Tradient
Backtesting

Common Backtesting Mistakes

Avoid these pitfalls that can make your backtest results misleading.

Backtesting mistakes can make a bad strategy look good. Knowing these pitfalls helps you produce reliable, trustworthy results.

Common Pitfalls

  • Overfitting — Adding too many conditions to perfectly fit historical data. The strategy looks great in backtests but fails in live trading
  • Look-ahead bias — Using future data that wouldn't have been available at the time of the trade.

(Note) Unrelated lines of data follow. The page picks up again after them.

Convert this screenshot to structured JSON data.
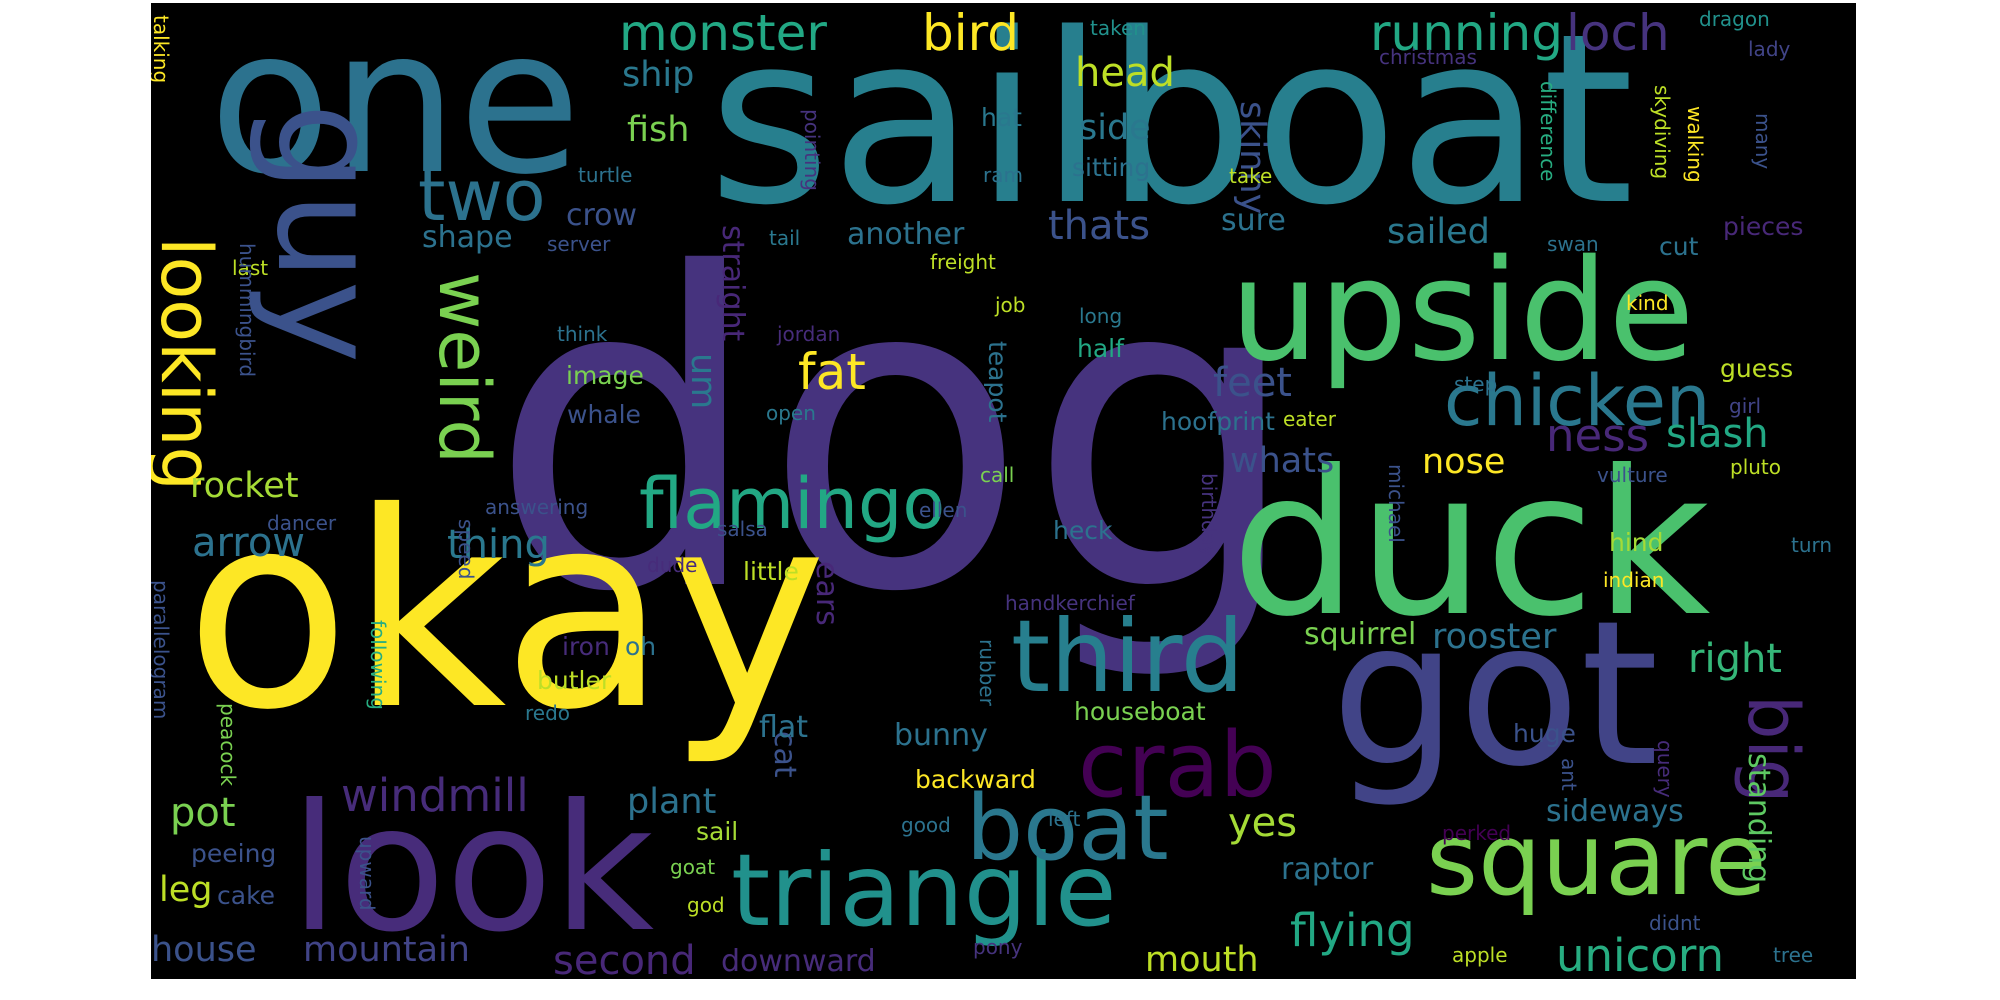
{
  "words": [
    {
      "text": "dog",
      "color": "#46337e"
    },
    {
      "text": "sailboat",
      "color": "#277f8e"
    },
    {
      "text": "okay",
      "color": "#fde725"
    },
    {
      "text": "one",
      "color": "#2c728e"
    },
    {
      "text": "duck",
      "color": "#4ac16d"
    },
    {
      "text": "got",
      "color": "#414487"
    },
    {
      "text": "upside",
      "color": "#4ac16d"
    },
    {
      "text": "look",
      "color": "#472c7a"
    },
    {
      "text": "guy",
      "color": "#3b528b"
    },
    {
      "text": "square",
      "color": "#7ad151"
    },
    {
      "text": "triangle",
      "color": "#21918c"
    },
    {
      "text": "third",
      "color": "#277f8e"
    },
    {
      "text": "crab",
      "color": "#440154"
    },
    {
      "text": "boat",
      "color": "#2a788e"
    },
    {
      "text": "chicken",
      "color": "#2a788e"
    },
    {
      "text": "looking",
      "color": "#fde725"
    },
    {
      "text": "two",
      "color": "#2c728e"
    },
    {
      "text": "weird",
      "color": "#7ad151"
    },
    {
      "text": "flamingo",
      "color": "#22a884"
    },
    {
      "text": "big",
      "color": "#482878"
    },
    {
      "text": "monster",
      "color": "#22a884"
    },
    {
      "text": "bird",
      "color": "#fde725"
    },
    {
      "text": "running",
      "color": "#22a884"
    },
    {
      "text": "loch",
      "color": "#46337e"
    },
    {
      "text": "head",
      "color": "#bddf26"
    },
    {
      "text": "ship",
      "color": "#2a788e"
    },
    {
      "text": "fish",
      "color": "#7ad151"
    },
    {
      "text": "side",
      "color": "#2a788e"
    },
    {
      "text": "skinny",
      "color": "#3b528b"
    },
    {
      "text": "thats",
      "color": "#3b528b"
    },
    {
      "text": "fat",
      "color": "#fde725"
    },
    {
      "text": "windmill",
      "color": "#472c7a"
    },
    {
      "text": "unicorn",
      "color": "#27ad81"
    },
    {
      "text": "flying",
      "color": "#22a884"
    },
    {
      "text": "mouth",
      "color": "#bddf26"
    },
    {
      "text": "second",
      "color": "#482878"
    },
    {
      "text": "house",
      "color": "#3b528b"
    },
    {
      "text": "mountain",
      "color": "#414487"
    },
    {
      "text": "rocket",
      "color": "#a5db36"
    },
    {
      "text": "arrow",
      "color": "#2c728e"
    },
    {
      "text": "thing",
      "color": "#2a788e"
    },
    {
      "text": "sailed",
      "color": "#2a788e"
    },
    {
      "text": "feet",
      "color": "#3b528b"
    },
    {
      "text": "ness",
      "color": "#482878"
    },
    {
      "text": "nose",
      "color": "#fde725"
    },
    {
      "text": "slash",
      "color": "#22a884"
    },
    {
      "text": "whats",
      "color": "#3b528b"
    },
    {
      "text": "sure",
      "color": "#2c728e"
    },
    {
      "text": "shape",
      "color": "#2c728e"
    },
    {
      "text": "another",
      "color": "#2c728e"
    },
    {
      "text": "crow",
      "color": "#3b528b"
    },
    {
      "text": "straight",
      "color": "#482878"
    },
    {
      "text": "um",
      "color": "#2a788e"
    },
    {
      "text": "pot",
      "color": "#7ad151"
    },
    {
      "text": "plant",
      "color": "#2c728e"
    },
    {
      "text": "yes",
      "color": "#a5db36"
    },
    {
      "text": "sideways",
      "color": "#2c728e"
    },
    {
      "text": "raptor",
      "color": "#2c728e"
    },
    {
      "text": "standing",
      "color": "#5ec962"
    },
    {
      "text": "right",
      "color": "#35b779"
    },
    {
      "text": "rooster",
      "color": "#2c728e"
    },
    {
      "text": "squirrel",
      "color": "#7ad151"
    },
    {
      "text": "bunny",
      "color": "#2c728e"
    },
    {
      "text": "cat",
      "color": "#3b528b"
    },
    {
      "text": "ears",
      "color": "#482878"
    },
    {
      "text": "leg",
      "color": "#bddf26"
    },
    {
      "text": "downward",
      "color": "#472c7a"
    },
    {
      "text": "talking",
      "color": "#fde725"
    },
    {
      "text": "dragon",
      "color": "#21918c"
    },
    {
      "text": "christmas",
      "color": "#46337e"
    },
    {
      "text": "lady",
      "color": "#414487"
    },
    {
      "text": "taken",
      "color": "#21918c"
    },
    {
      "text": "skydiving",
      "color": "#bddf26"
    },
    {
      "text": "walking",
      "color": "#fde725"
    },
    {
      "text": "many",
      "color": "#3b528b"
    },
    {
      "text": "difference",
      "color": "#27ad81"
    },
    {
      "text": "pointing",
      "color": "#46337e"
    },
    {
      "text": "hat",
      "color": "#2a788e"
    },
    {
      "text": "ram",
      "color": "#2c728e"
    },
    {
      "text": "sitting",
      "color": "#2c728e"
    },
    {
      "text": "take",
      "color": "#bddf26"
    },
    {
      "text": "turtle",
      "color": "#2c728e"
    },
    {
      "text": "server",
      "color": "#3b528b"
    },
    {
      "text": "tail",
      "color": "#2a788e"
    },
    {
      "text": "last",
      "color": "#bddf26"
    },
    {
      "text": "freight",
      "color": "#bddf26"
    },
    {
      "text": "swan",
      "color": "#2c728e"
    },
    {
      "text": "cut",
      "color": "#2c728e"
    },
    {
      "text": "pieces",
      "color": "#482878"
    },
    {
      "text": "hummingbird",
      "color": "#3b528b"
    },
    {
      "text": "think",
      "color": "#2c728e"
    },
    {
      "text": "jordan",
      "color": "#472c7a"
    },
    {
      "text": "job",
      "color": "#bddf26"
    },
    {
      "text": "long",
      "color": "#2a788e"
    },
    {
      "text": "kind",
      "color": "#fde725"
    },
    {
      "text": "image",
      "color": "#7ad151"
    },
    {
      "text": "half",
      "color": "#22a884"
    },
    {
      "text": "guess",
      "color": "#bddf26"
    },
    {
      "text": "step",
      "color": "#2c728e"
    },
    {
      "text": "girl",
      "color": "#414487"
    },
    {
      "text": "whale",
      "color": "#3b528b"
    },
    {
      "text": "open",
      "color": "#2a788e"
    },
    {
      "text": "teapot",
      "color": "#2c728e"
    },
    {
      "text": "hoofprint",
      "color": "#2c728e"
    },
    {
      "text": "eater",
      "color": "#bddf26"
    },
    {
      "text": "call",
      "color": "#7ad151"
    },
    {
      "text": "vulture",
      "color": "#3b528b"
    },
    {
      "text": "pluto",
      "color": "#bddf26"
    },
    {
      "text": "michael",
      "color": "#3b528b"
    },
    {
      "text": "answering",
      "color": "#3b528b"
    },
    {
      "text": "dancer",
      "color": "#3b528b"
    },
    {
      "text": "salsa",
      "color": "#3b528b"
    },
    {
      "text": "ellen",
      "color": "#3b528b"
    },
    {
      "text": "heck",
      "color": "#2c728e"
    },
    {
      "text": "birthday",
      "color": "#46337e"
    },
    {
      "text": "hind",
      "color": "#a5db36"
    },
    {
      "text": "turn",
      "color": "#2c728e"
    },
    {
      "text": "indian",
      "color": "#fde725"
    },
    {
      "text": "speed",
      "color": "#3b528b"
    },
    {
      "text": "dude",
      "color": "#472c7a"
    },
    {
      "text": "little",
      "color": "#bddf26"
    },
    {
      "text": "handkerchief",
      "color": "#46337e"
    },
    {
      "text": "parallelogram",
      "color": "#3b528b"
    },
    {
      "text": "peacock",
      "color": "#7ad151"
    },
    {
      "text": "iron",
      "color": "#472c7a"
    },
    {
      "text": "oh",
      "color": "#2c728e"
    },
    {
      "text": "following",
      "color": "#27ad81"
    },
    {
      "text": "butler",
      "color": "#bddf26"
    },
    {
      "text": "redo",
      "color": "#2a788e"
    },
    {
      "text": "rubber",
      "color": "#2c728e"
    },
    {
      "text": "houseboat",
      "color": "#7ad151"
    },
    {
      "text": "flat",
      "color": "#2c728e"
    },
    {
      "text": "huge",
      "color": "#3b528b"
    },
    {
      "text": "ant",
      "color": "#3b528b"
    },
    {
      "text": "query",
      "color": "#472c7a"
    },
    {
      "text": "backward",
      "color": "#fde725"
    },
    {
      "text": "good",
      "color": "#2c728e"
    },
    {
      "text": "left",
      "color": "#2c728e"
    },
    {
      "text": "perked",
      "color": "#440154"
    },
    {
      "text": "sail",
      "color": "#a5db36"
    },
    {
      "text": "upward",
      "color": "#3b528b"
    },
    {
      "text": "peeing",
      "color": "#3b528b"
    },
    {
      "text": "cake",
      "color": "#3b528b"
    },
    {
      "text": "goat",
      "color": "#7ad151"
    },
    {
      "text": "god",
      "color": "#bddf26"
    },
    {
      "text": "pony",
      "color": "#46337e"
    },
    {
      "text": "apple",
      "color": "#bddf26"
    },
    {
      "text": "didnt",
      "color": "#3b528b"
    },
    {
      "text": "tree",
      "color": "#2c728e"
    }
  ]
}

Tradient's engine prevents this, but be cautious with custom indicators
  • Survivorship bias — Only testing on instruments that still exist today, ignoring those that delisted or went bankrupt
  • Ignoring transaction costs — Not accounting for spreads, commissions, and slippage can make an unprofitable strategy appear profitable
  • Too short test period — Testing on only a few months of data doesn't capture different market conditions
  • Cherry-picking dates — Choosing a test period that favors your strategy instead of testing across full market cycles

How to Avoid Them

  1. 1Keep strategies simple — fewer conditions, fewer parameters
  2. 2Always include realistic commission and slippage settings
  3. 3Test across at least 2-3 years of data covering different market conditions
  4. 4Use out-of-sample testing — test on a period you didn't optimize for
  5. 5Be suspicious of strategies with unrealistically high returns or win rates

If a strategy shows returns above 200% per year with less than 10% drawdown, something is probably wrong. Very few real-world strategies achieve those numbers.